Secondo gli ultimi dati resi noti dall’Istat, gli ultimi anni confermano l’aumento dell’instabilità coniugale. Non che ci sia bisogno dell’Istat per rendersi conto del fenomeno in questione, ma i dati resi noti lasciano comunque sgomenti. Prendendo il 2010 ad esempio, si sono registrate ben 88.191 separazioni e 54.160 divorzi. Per capire meglio l’entità del fenomeno in questione, nel 2009 le separazioni sono state 85.945 e i divorzi 54.456. Ciò significa che, rispetto al 1995, le separazioni sono aumentate di oltre il 64% ed i divorzi sono praticamente raddoppiati (+ 101%).
Tali incrementi si sono osservati in un contesto in cui i matrimoni diminuiscono, avendo lasciato sempre più spazio alla piaga delle convivenze…
Ora, questi dati, facilmente riscontrabili nella vita di tutti i giorni (le persone che decidono di sposarsi sono come mosche bianche e il fallimento di molti matrimoni e convivenze non fa più notizia, anzi: oggi c’è di che stupirsi quando si scoprono matrimoni che durano da decenni!...questo per dire che livelli di profondità si è riusciti a toccare), questi dati, dicevo, non possono che far riflettere a maggior ragione se si costata che il fallimento del matrimonio è spesso considerato come un fallimento di una vita. In altre parole le conseguenze sono devastanti: per i diretti interessati in primis (i coniugi), ma anche e soprattutto per eventuali figli, costretti a subire un dramma familiare loro malgrado.
Ciò che qui intendo portare a riflessione è la causa scatenante del fenomeno dell’instabilità familiare e la motivazione che induce tanti giovani a scegliere la forma della convivenza.
Sgombrerei subito il campo dalla solita motivazione per giustificare la scelta di convivere, piuttosto che sposarsi: proprio perché tanti sono i matrimoni che falliscono, è bene cimentarsi in un cosiddetto “periodo di prova” … come se il fatto di scoprire poi di non essere fatti l’uno per l’altra non sia gravido di conseguenze infelici e dolorose!
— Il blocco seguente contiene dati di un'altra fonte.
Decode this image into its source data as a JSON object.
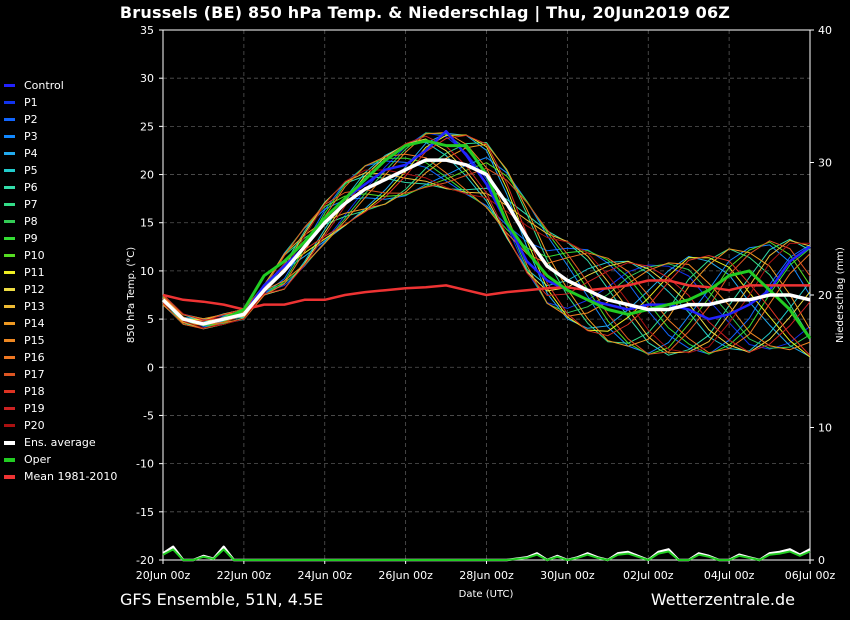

Lasciamo questa stupida motivazione che altro non è che una ammissione di colpa, e di colpa grave (si “provano” cioè si usano le cose, mai le persone…) e troviamo il coraggio di trovare la vera argomentazione.
E non è poi così difficile arrivare al cuore del problema: oggi si è perso il significato dell’amore; in una società in cui tutto e il contrario di tutto viene messo sullo stesso piano a causa di una cultura nichilista e relativista in cui ognuno crede quello che gli pare, si sono smarriti i concetti essenziali dell’esistenza: non si sa più cosa sia la verità, non si sa più cosa significhi libertà, non si sa più cosa voglia dire “ti amo”…
L’amore, scriveva Fulton J. Sheen, consiste principalmente nella volontà, non nelle emozioni o nelle ghiandole… Il piacere associato all’amore, ovvero ciò che viene chiamato sesso, è la vaniglia del dolce: la sua funzione è di farci amare il dolce, non di farcelo ignorare. La più grande illusione degli amanti è di credere che l’intensità della loro attrazione sessuale sia la garanzia della perpetuità del loro amore. È a causa di questa incapacità di distinguere tra il ghiandolare e lo spirituale – ovvero tra il sesso, cha abbiamo in comune con gli animali, e l’amore, che abbiamo in comune con Dio- che i matrimoni sono così illusori. Ciò che molti amano non è una persona, bensì l’esperienza di essere innamorati. Non appena le ghiandole cessano di reagire con il loro originario vigore, gli “innamorati” che hanno identificato l’emotività con l’amore asseriscono di non essere più innamorati l’uno dell’altra. In tal caso, essi non hanno mai veramente amato l’altra persona: hanno amato soltanto di essere amati, il che rappresenta la forma più alta di egoismo.
Abbiamo così trovato la radice del male dell’amore (e, per inciso, di tutti i mali): l’egoismo. E quanto più si nega la fede nel Giudizio Divino, in una vita futura, nel paradiso e nell’inferno, nonché in un ordine morale, tanto più saldamente l’ego si afferma sovrano come la fonte della propria moralità. In altre parole, ogni persona si erge a giudice di se stessa, così sprofondando nell’oscurità più fitta di una vita disperata perché sempre più insoddisfatta e senza senso.